The existence of a Held Space is not indicative of an issue but rather a representation of an underlying storage dependency.
There are three scenarios that can create Held Space.
The first scenario can occur when you replicate a dSource to a second engine, which we'll call a Replication Target.
If you then provision a VDB from the Replication Target, and the dSource is subsequently deleted from the Replication Source, you will create a Held Space when that delete replicates to the Replication Target engine.
When this happens, the deleted dSource is removed from the target, but its storage remains held because it is needed by the replica provisioned VDB.
Held Space can be viewed in the Storage Capacity screen by selecting the Held Space tab.
The second scenario can occur in the context of a snapshot that is in use by a Delphix Self-Service branch or bookmark.
The snapshot may be removed via policy, but until the branches and/or bookmarks that leverage that snapshot are removed, its space will be held.
The third scenario can occur during Selective Data Distribution where a masked VDB that is provisioned from a dSource is replicated to a Replication Target.
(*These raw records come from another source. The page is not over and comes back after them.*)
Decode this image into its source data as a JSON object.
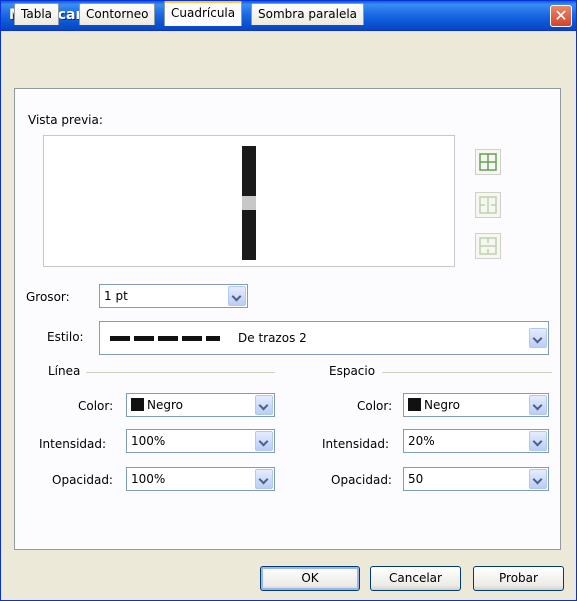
{
  "window": {
    "title": "Modificar",
    "close_label": "✕"
  },
  "tabs": [
    {
      "label": "Tabla"
    },
    {
      "label": "Contorneo"
    },
    {
      "label": "Cuadrícula"
    },
    {
      "label": "Sombra paralela"
    }
  ],
  "preview": {
    "label": "Vista previa:"
  },
  "grosor": {
    "label": "Grosor:",
    "value": "1 pt"
  },
  "estilo": {
    "label": "Estilo:",
    "value": "De trazos 2"
  },
  "linea": {
    "title": "Línea",
    "color_label": "Color:",
    "color_value": "Negro",
    "intensidad_label": "Intensidad:",
    "intensidad_value": "100%",
    "opacidad_label": "Opacidad:",
    "opacidad_value": "100%"
  },
  "espacio": {
    "title": "Espacio",
    "color_label": "Color:",
    "color_value": "Negro",
    "intensidad_label": "Intensidad:",
    "intensidad_value": "20%",
    "opacidad_label": "Opacidad:",
    "opacidad_value": "50"
  },
  "buttons": {
    "ok": "OK",
    "cancel": "Cancelar",
    "test": "Probar"
  },
  "colors": {
    "swatch_black": "#111111",
    "title_blue": "#0b55d4",
    "close_red": "#d2432a"
  }
}
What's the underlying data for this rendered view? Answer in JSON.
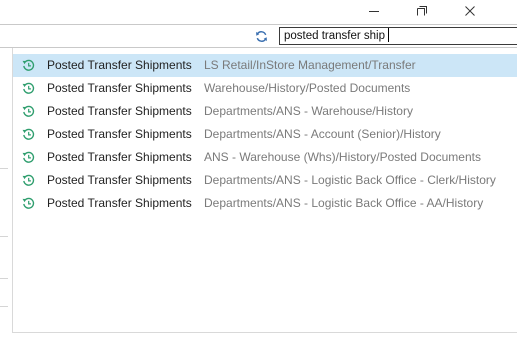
{
  "window": {
    "minimize_icon": "minimize-icon",
    "restore_icon": "restore-icon",
    "close_icon": "close-icon"
  },
  "search": {
    "value": "posted transfer ship",
    "refresh_icon": "refresh-icon"
  },
  "results": [
    {
      "name": "Posted Transfer Shipments",
      "path": "LS Retail/InStore Management/Transfer",
      "selected": true
    },
    {
      "name": "Posted Transfer Shipments",
      "path": "Warehouse/History/Posted Documents",
      "selected": false
    },
    {
      "name": "Posted Transfer Shipments",
      "path": "Departments/ANS - Warehouse/History",
      "selected": false
    },
    {
      "name": "Posted Transfer Shipments",
      "path": "Departments/ANS - Account (Senior)/History",
      "selected": false
    },
    {
      "name": "Posted Transfer Shipments",
      "path": "ANS - Warehouse (Whs)/History/Posted Documents",
      "selected": false
    },
    {
      "name": "Posted Transfer Shipments",
      "path": "Departments/ANS - Logistic Back Office - Clerk/History",
      "selected": false
    },
    {
      "name": "Posted Transfer Shipments",
      "path": "Departments/ANS - Logistic Back Office - AA/History",
      "selected": false
    }
  ],
  "colors": {
    "selection": "#cce6f7",
    "icon_green": "#2f9e6e",
    "path_text": "#7a7a7a"
  }
}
The metadata objects relating to the dSource could contain sensitive information like hostnames, user names, and passwords. Hence they are not replicated to the Replication Target. The data belonging to the dSource is replicated after redacting any sensitive information. This redacted data shows up as held space.
The first scenario is caused by a failed or interrupted Replication job and results in held space on the Replication source engine. During replication, all data blocks to be replicated are serialized for transfer. Once the transfer is complete, the serialized data is released.
However, if a Replication job fails, the serialized data is retained until the next successful Replication job execution, or the Replication Profile is deleted - whichever happens first.
In a scenario where dSource and VDB snapshots in the serialized data reach the Retention Policy limit before the Replication job successfully executes, that snapshot data will become held space. This is most likely to happen if either of the following is true:
A failed Replication job goes a long time before being successfully re-run.
Replication schedules are configured with a period that is longer than one or more Retention Policies.